The move towards distance education leaves many professors feeling left out and their resistance typifies their attitude towards educational progress, according to the authors of a new book entitled Faulty Towers: Tenure and the Structure of Higher Education.

The authors cite a particularly provocative example of a University of Maine chancellor who was forced to resign after attempting to introduce interactive television education—“Faculty were concerned that distance education could reduce the demand for their services, so there was strong opposition to increased service to citizens of the state,” according to Ryan C. Amacher (pictured and Roger E. Meiners, the authors of Faulty Towers.

Amacher is a professor of economics and public affairs at the University of Texas at Arlington. Meiners serves as a professor of economics and law at that same institution. Amacher and Meiners draw a comparison between bloated university administrations and the former steel giants that “were strangled by union work rules; ‘the union workers were like professors who resist increases in productivity and will not accept the fact that the glory days, when Ph.D.s were in hot demand in many disciplines, are over’.”

The problem is generally worse at public institutions, where “approximately 40 percent of faculty nationwide are unionized.” The authors lament that “if this figure rises, college education will become even more stultified and bureaucratized, and public colleges will be little more than years thirteen through sixteen in a state-run K-16 education system.” One recent empirical study found that public colleges “employ roughly 40% more labor than the private colleges for the same capital stock.” Such tax-funded excesses deserve considerably more attention (from policymakers and taxpayers alike) than they presently receive, so one is left wishing that Amacher and Meiners had lingered more on it.

The two economists repeatedly compare higher education to all other businesses, prompting the reader to:

Imagine a company that has no profit measure to compare performance from year to year or against competitors. The head of the organization is dominated by employees. If the employees become unhappy with the head of the organization, they can demand that he or she be fired—but employees are rarely fired, In essence, that is the world of university governance.

The authors specify several reasons for such flawed university governance:

1. “There is a conflict of interests between faculty’s personal interests and the college’s long-term interests.”

2. “Because administrators do not own stock in colleges, they do not have strong reasons to anger employees by insisting on implementing new and more efficient methods of operation.”

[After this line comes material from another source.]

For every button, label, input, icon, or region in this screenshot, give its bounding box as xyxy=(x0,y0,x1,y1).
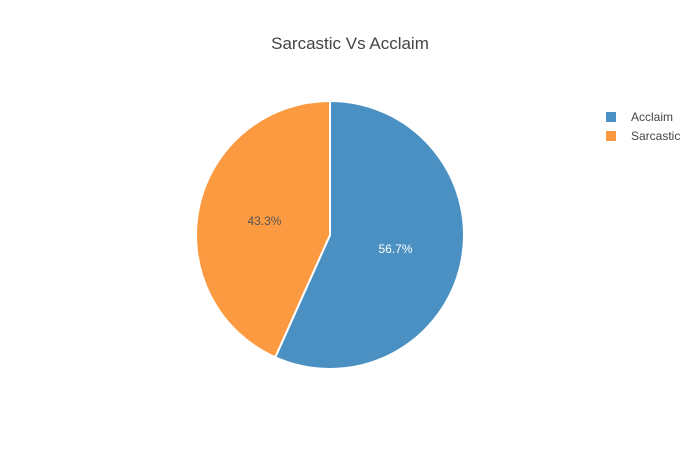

University professors, administrators, and trustees simply have too little incentive to strive for excellence, when it may jeopardize their own standing, Amacher and Meiners conclude. Such loyalty to and defense of the status quo is often linked to the “democratic” decision-making processes on campuses, including faculty committee decision-making, the authors note.

A recent graduate of Boston College, Kinga Krisko is an intern at Accuracy in Media.